During my incarceration, I traded my meat and chicken for paper and pencils. I read the Wall Street Journal daily for the first time. I read nine books, including a Western and something by James Joyce. I watched an episode of Baywatch with other sexual offenders in a library with 89 Bibles and one Koran. I shot baskets at 10:00 p.m. on the roof of the jail while it rained. I played chess. I witnessed private corporations exploit impoverished men and my family. I drank Billy Brew instant coffee made from hot shower water. I taught an informal writing workshop. I was tested for TB. I was told I needed to use deodorant. I talked to my mother on an ancient analog phone. I heard classic rock and advertisements on XM radio and felt rock die within me. I saw men cry. I saw men begging for metal health services. I learned the definition of contraband was “unintended purpose.” I was warned to expect “consistent inconsistencies.” I heard repeated exaltation for President Trump. I never once saw natural light. I was never once told what I was supposed to get out of serving ten days in jail. I never once observed a man talking to his court-appointed attorney although collectively, the men tried, by my count, 34 times.

I met men who had spent seven, nine and ten months and almost two years in jail and their cases hadn’t gone to trial, nor did they know when they would go to trial. They walked from wall to wall 135 times in the Chill Tank and that was exactly a mile. Someone did the math.

I met a man who told me rock and roll stories of his time running a music venue in Boise back in the day. Boston once played Boise and they rocked. He couldn’t stand one of the Eagles. I forget which one.

I met a man who: was a sex offender because of something he did while fishing; walked in the early morning reading the New Testament; served ten days in solitary confinement for hoarding books; had 45 previous incarcerations inside the Clatsop County Jail; wanted to model his life after Arnold Schwarzenegger, the Pumping Iron-era Arnold.

We had our own Randle McMurphy and Billy Bibbit characters.
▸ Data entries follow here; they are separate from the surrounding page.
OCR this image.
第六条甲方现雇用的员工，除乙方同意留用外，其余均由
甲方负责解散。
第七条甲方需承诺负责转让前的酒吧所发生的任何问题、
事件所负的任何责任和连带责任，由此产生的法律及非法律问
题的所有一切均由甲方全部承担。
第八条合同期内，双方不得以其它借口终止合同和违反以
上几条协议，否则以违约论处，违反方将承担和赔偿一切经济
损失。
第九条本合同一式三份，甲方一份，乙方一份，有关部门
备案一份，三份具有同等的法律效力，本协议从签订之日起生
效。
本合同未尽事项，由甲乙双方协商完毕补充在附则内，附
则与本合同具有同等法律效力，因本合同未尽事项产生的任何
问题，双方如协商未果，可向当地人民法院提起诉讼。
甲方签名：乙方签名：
The former claimed he was a direct descendant of a famous artist who had painted the drafting of the Declaration of Independence with mythological strokes. He was released on a Friday night around midnight and was back with us two days later, arrested on new charges. He told me of his walking in rain, to see his old lady in Seaside, across the Bay Bridge, and throwing most of his possessions into the black water as he renounced God forever. He was perhaps the funniest man I have ever met. The latter looked like Billy Bibbit and walked as I presumed Billy would walk. Our Billy, however, wasn’t a self-commit. Was I? That existential thought had occurred to me.

I never have been shown such kindness by strangers in my life. They showed me the ropes and how to make jailhouse taffy and salsa. They wrote for me and drew me illustrations (like the one accompanying this blog. That’s me on the boat, or rather my legs, in the lower right hand corner. This illustration is a perfect rendering of the Chill Tank).

There is more, much more, 40,000 words more to the Chill Tank story. But these thousand will suffice for now.